Rand rebounds slightly after sharp knock on global markets
The rand stabilised on Wednesday morning, a day after dropping by the most against the dollar since October, signalling that foreigners were trimming their exposure to South African assets.
The rand’s moves were mostly due to the resurgent dollar, which has recently been a destabilising force in emerging-market space.
The strength in the greenback came as the yield on the benchmark US 10-year yield touched 3.09% for the first time since the middle of 2011, implying that more interest rates could be on the cards.

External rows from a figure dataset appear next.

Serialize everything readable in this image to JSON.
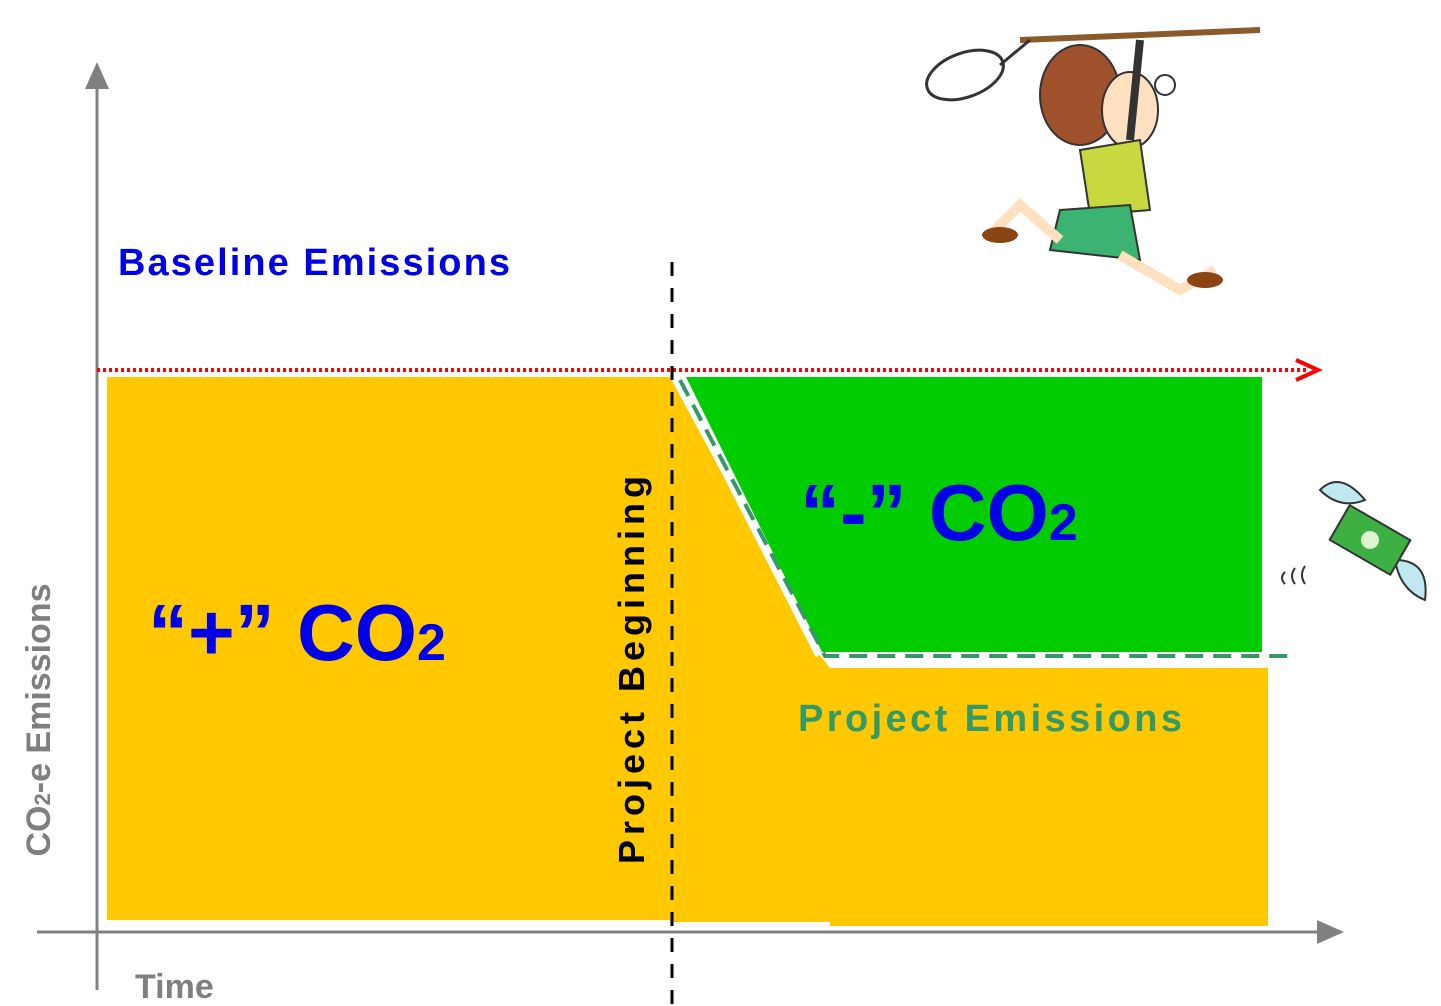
{
  "baseline_label": "Baseline Emissions",
  "positive_label": {
    "main": "“+” CO",
    "sub": "2"
  },
  "negative_label": {
    "main": "“-” CO",
    "sub": "2"
  },
  "project_emissions_label": "Project Emissions",
  "project_beginning_label": "Project Beginning",
  "y_axis_label": {
    "main": "CO",
    "sub": "2",
    "rest": "-e Emissions"
  },
  "x_axis_label": "Time"
}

Standard Bank trader Warrick Butler said in an e-mailed note that investors who were "heavily positioned" in emerging markets were starting to feel the strain of interest rate compression as a result of big moves in US bond rates.

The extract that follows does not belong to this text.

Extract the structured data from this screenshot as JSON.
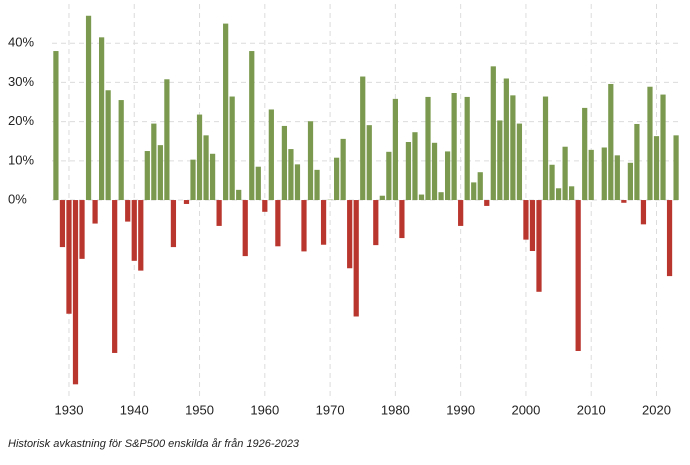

The rand plummeted more than 2% against the dollar on Tuesday, as the Turkish lira hit a new low. The lira was also reacting to domestic concerns.
Markets were also keeping a close watch on oil prices, which hovered at the multi-year highs, fuelling concern about accelerating inflation.
"Buy US dollar and wear diamonds. This is advice that seemed to work throughout most of the Zuma administration and now seems to be back on the cards as record US dollar shorts continue to be closed out," said Rand Merchant Bank analyst Michelle Wohlberg.
The volatility in global markets and its effect on the rand is likely to be highlighted when the Reserve Bank delivers its interest-rate decision next week.
At 10.05am, the rand was at R12.5159 to the dollar from R12.5662, R14.8253 to the euro from R14.8745 and at R16.9023 to the pound from R16.9712.
The euro was at $1.1847, from $1.1838.